Childhood trauma can be defined as a child’s experience of an emotionally traumatic or distressing incident, which sometimes results in permanent mental and physical effects.
For adults living with childhood trauma, there are a variety of different ways in which symptoms can manifest. Unfortunately, when diagnosing an adult with acute signs of trauma, there is no clear-cut procedure to follow, but some typical physical, mental, and behavioral childhood trauma symptoms in adults could be present in them.
A trauma coach is an individual whose responsibilities include counseling traumatized clients who have had a significant unfortunate incident. An incident like that can be anything. You as a coach will help uncover aspects of your client’s life.
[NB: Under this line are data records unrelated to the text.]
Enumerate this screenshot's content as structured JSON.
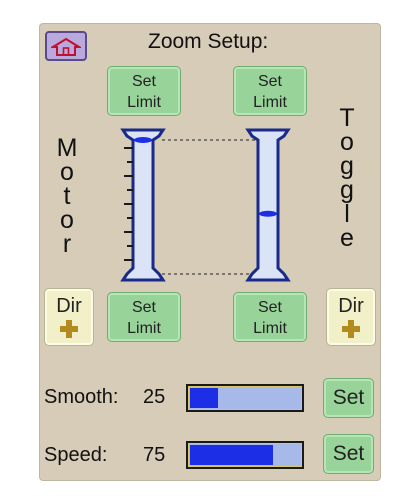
{
  "header": {
    "title": "Zoom Setup:",
    "home_icon": "home-icon"
  },
  "set_limit": {
    "line1": "Set",
    "line2": "Limit"
  },
  "side_labels": {
    "left": [
      "M",
      "o",
      "t",
      "o",
      "r"
    ],
    "right": [
      "T",
      "o",
      "g",
      "g",
      "l",
      "e"
    ]
  },
  "dir_button": {
    "label": "Dir",
    "icon": "plus-icon"
  },
  "rows": {
    "smooth": {
      "label": "Smooth:",
      "value": "25",
      "fill": 0.25,
      "button": "Set"
    },
    "speed": {
      "label": "Speed:",
      "value": "75",
      "fill": 0.75,
      "button": "Set"
    }
  },
  "sliders": {
    "left_position": 0.0,
    "right_position": 0.55
  },
  "colors": {
    "panel": "#d6ccb8",
    "green_button": "#98d39a",
    "bar_fill": "#1d2fe6",
    "bar_bg": "#a6b9e8",
    "column": "#dbe4f7",
    "outline": "#1a2a8a",
    "dir_button": "#f1f0c8"
  }
}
It is this form of open, non-judgmental dialogue and guidance that helps clients solve their issues and gain control of their lives.
A traumatic incident is one which, at the moment it happens, threatens harm, death, or the physical integrity of oneself or others and often induces horror, panic, or sadness. This may involve several different conditions and may be different for each individual who came in contact with that trauma.
It is a complicated but important process to cope with childhood trauma. Adults can resolve and overcome childhood trauma with the help of a trauma coach.